Prevent Ankle Injuries as You Jump Into Spring Activities
Having been less active or being active differently for some time, we must think about our bodies before we jump back into our outside activities and sports. Here are a few tips on keeping your ankles safe and free from injury this season.
The Ankle Basics
Stretching and strengthening are the backbones of most prevention programs. Your ankle is no different. Making sure the structures surrounding the ankle (ligaments, tendons, and muscles) are not tight can decrease your risk for an ankle injury. Strengthening is also a key component in reducing your risk for an ankle injury. Weak ankles cannot perform corrective body movements strongly enough and end up injured. Ankle strengthening both functionally through squats, lunges, stair climbs, along with Theraband resistance exercises can improve your ankle stability. Improved ankle stability and strength will allow for better ankle proprioception, so when you step awkwardly or on an irregular surface, your ankles will be able to control the movement better and protect themselves from injury.

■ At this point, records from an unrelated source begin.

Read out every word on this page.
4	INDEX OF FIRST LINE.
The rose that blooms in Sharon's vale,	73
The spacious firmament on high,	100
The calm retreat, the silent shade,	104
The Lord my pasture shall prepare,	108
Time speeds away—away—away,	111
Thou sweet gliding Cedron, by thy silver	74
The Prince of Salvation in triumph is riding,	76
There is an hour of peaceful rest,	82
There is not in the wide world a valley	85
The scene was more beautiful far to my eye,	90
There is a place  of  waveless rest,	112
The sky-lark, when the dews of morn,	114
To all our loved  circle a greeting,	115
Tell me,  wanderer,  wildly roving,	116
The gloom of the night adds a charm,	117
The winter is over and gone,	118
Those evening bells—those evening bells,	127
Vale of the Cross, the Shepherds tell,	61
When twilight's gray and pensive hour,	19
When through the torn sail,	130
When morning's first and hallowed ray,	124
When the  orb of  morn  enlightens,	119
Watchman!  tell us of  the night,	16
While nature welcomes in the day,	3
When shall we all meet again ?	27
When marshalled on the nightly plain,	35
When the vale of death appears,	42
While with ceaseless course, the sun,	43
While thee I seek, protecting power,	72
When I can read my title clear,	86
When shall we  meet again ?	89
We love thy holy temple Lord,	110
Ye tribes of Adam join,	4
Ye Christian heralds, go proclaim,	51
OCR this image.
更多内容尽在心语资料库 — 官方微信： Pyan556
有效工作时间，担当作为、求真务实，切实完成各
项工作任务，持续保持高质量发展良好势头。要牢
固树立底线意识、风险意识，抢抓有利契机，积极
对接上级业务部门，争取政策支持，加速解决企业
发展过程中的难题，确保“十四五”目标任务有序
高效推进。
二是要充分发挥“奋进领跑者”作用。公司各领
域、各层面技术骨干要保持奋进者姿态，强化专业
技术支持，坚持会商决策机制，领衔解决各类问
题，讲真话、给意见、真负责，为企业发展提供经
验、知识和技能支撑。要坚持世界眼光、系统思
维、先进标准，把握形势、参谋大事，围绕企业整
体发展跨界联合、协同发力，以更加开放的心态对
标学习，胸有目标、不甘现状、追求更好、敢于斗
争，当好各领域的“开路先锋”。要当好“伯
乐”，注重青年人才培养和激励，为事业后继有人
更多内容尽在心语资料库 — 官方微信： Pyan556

Choosing the Right Shoes to Fit Your Feet
Making sure you have appropriately fitted, right-sized shoes to wear can decrease the movement of the foot and keep your ankles supported and stable.
For Pronated or Flat Feet
- Front, back, and arch support
- Sturdy, supportive shoes provide better ankle stability
For Stiffer, High Arched Feet
- Cushioned shoes
- Softer Soles
- Allows for greater movement of the foot and ankle
Having your shoes adequately sized and fitted by a trained professional can ensure that your shoes are not too large or too tight, which can lead to tripping or circulatory problems, placing your ankles at greater risk for injury. Replacing your shoes once the tread shows signs of wear is also essential. Having good traction on your shoes can decrease the chances of slipping or losing your footing, which can cause ankle injuries.
Improve Core Stability
Research has shown that there is a direct relationship between your core/hip muscles and lower extremity control. If there is any weakness in your core and hips, instability is more likely to be present through your ankles. If you lose your balance, trip, or land awkwardly on your leg and foot, your core and hips are less able to help control the movement, placing more of the unsteady weight through your ankle, which can lead to injury. Begin with a core strengthening program that focuses on correctly engaging all your core muscles, including your pelvic floor, diaphragm, and transverse abdominis, not just your traditional 6-pack muscle. Examples of Traditional core strengthening exercises include planks, posterior pelvic tilts, and crunches.
Learning where your body is in space is a critical skill in protecting yourself from injury. Balance training can help you learn where your body is (proprioception) and is also a great strength training exercise for your ankles. Exercise such as balancing on one leg on different uneven, non-hard surfaces causes the balance receptors in your ankle to work hard to steady itself, which leads to stronger ankles that can correct when out of position instead of rolling or injury. Taking the time when you aren’t injured to work on your balance and ankle strength will help prevent severe injuries in the future.